Pressed Flowers is a collection of poems she has retired. Think of them as a Greatest Hits album of the songs she no longer performs. Much of this work has been previously published and, given that many poetry publishers and contests demand first-publication rights, it’s easy to see how such a collection could come about. What is not so easy to understand is that Bianca Bowers is now giving away this inspiring work for free. All you have to do is to subscribe to her web presence.
Bowers’ poems frequently have a power, whether through the force of the language to which she’s clearly entitled given her eloquence, through a compulsion to claim the aforementioned space, or to articulate themes such as motherhood and aspects of the feminine. She’s not a man-basher, but anyone with any social insight will acknowledge that Bowers has some vindication to make a case for herself and for women more broadly.
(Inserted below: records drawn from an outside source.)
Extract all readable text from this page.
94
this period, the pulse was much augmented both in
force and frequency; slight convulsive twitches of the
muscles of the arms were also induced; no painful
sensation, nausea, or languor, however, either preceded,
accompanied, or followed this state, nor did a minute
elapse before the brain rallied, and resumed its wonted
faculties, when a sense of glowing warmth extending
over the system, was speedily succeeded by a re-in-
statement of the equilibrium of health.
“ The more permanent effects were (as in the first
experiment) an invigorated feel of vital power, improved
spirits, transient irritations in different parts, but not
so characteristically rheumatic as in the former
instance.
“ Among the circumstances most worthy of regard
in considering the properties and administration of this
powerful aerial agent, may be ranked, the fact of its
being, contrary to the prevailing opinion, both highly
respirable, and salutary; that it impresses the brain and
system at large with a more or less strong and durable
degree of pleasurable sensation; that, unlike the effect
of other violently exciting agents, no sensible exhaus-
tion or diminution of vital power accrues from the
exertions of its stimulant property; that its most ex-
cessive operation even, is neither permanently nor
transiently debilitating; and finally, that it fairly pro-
One of the most anti-man poems – if we could call it that – is His Sin, where the futility of fate is examined. A woman has to accept that her life will not be what she had hoped for. Whether abusive or unfaithful, the narrator’s lover is clearly a factor in this realisation – or at least the articulation of the idea.
Given that we don’t have far to look into many world cultures of both the present and the past to determine that men have frequently been (for example) pissing their wages against the alley wall next to the pub rather than bringing it home in the form of groceries or clothes, the universality in the personal is apparent.
There is a very creative exploitation of language throughout this collection. What we can assume to be a road surface, hot underfoot, is described as "solar-powered tar"; in the same poem, a "secret sin" is apparently sent out as a bottled message into the sea in an act of catharsis. In this and other work, Bowers has a remarkable capacity to surprise.
Perspective is important too: A butterfly rests upon an elephant’s trunk, perhaps feeding on the larger beast’s tears. The sun is a mere star, the moon a whole planet.
Not every poem's ideas appear fully developed, but – just as we can read a brilliant short story and say the same, in the sense of things being left open, the reader can draw conclusions – fully-teased out detail is unnecessary with imagery like this, and each piece is a satisfying read, distilled to fine thoughts and wonderful word choice.
There are images and ideas throughout Bowers’ work to inspire further thoughts and ideas, concepts and themes that leave this reader both contemplative and envious in an “I wish I’d thought of that” way.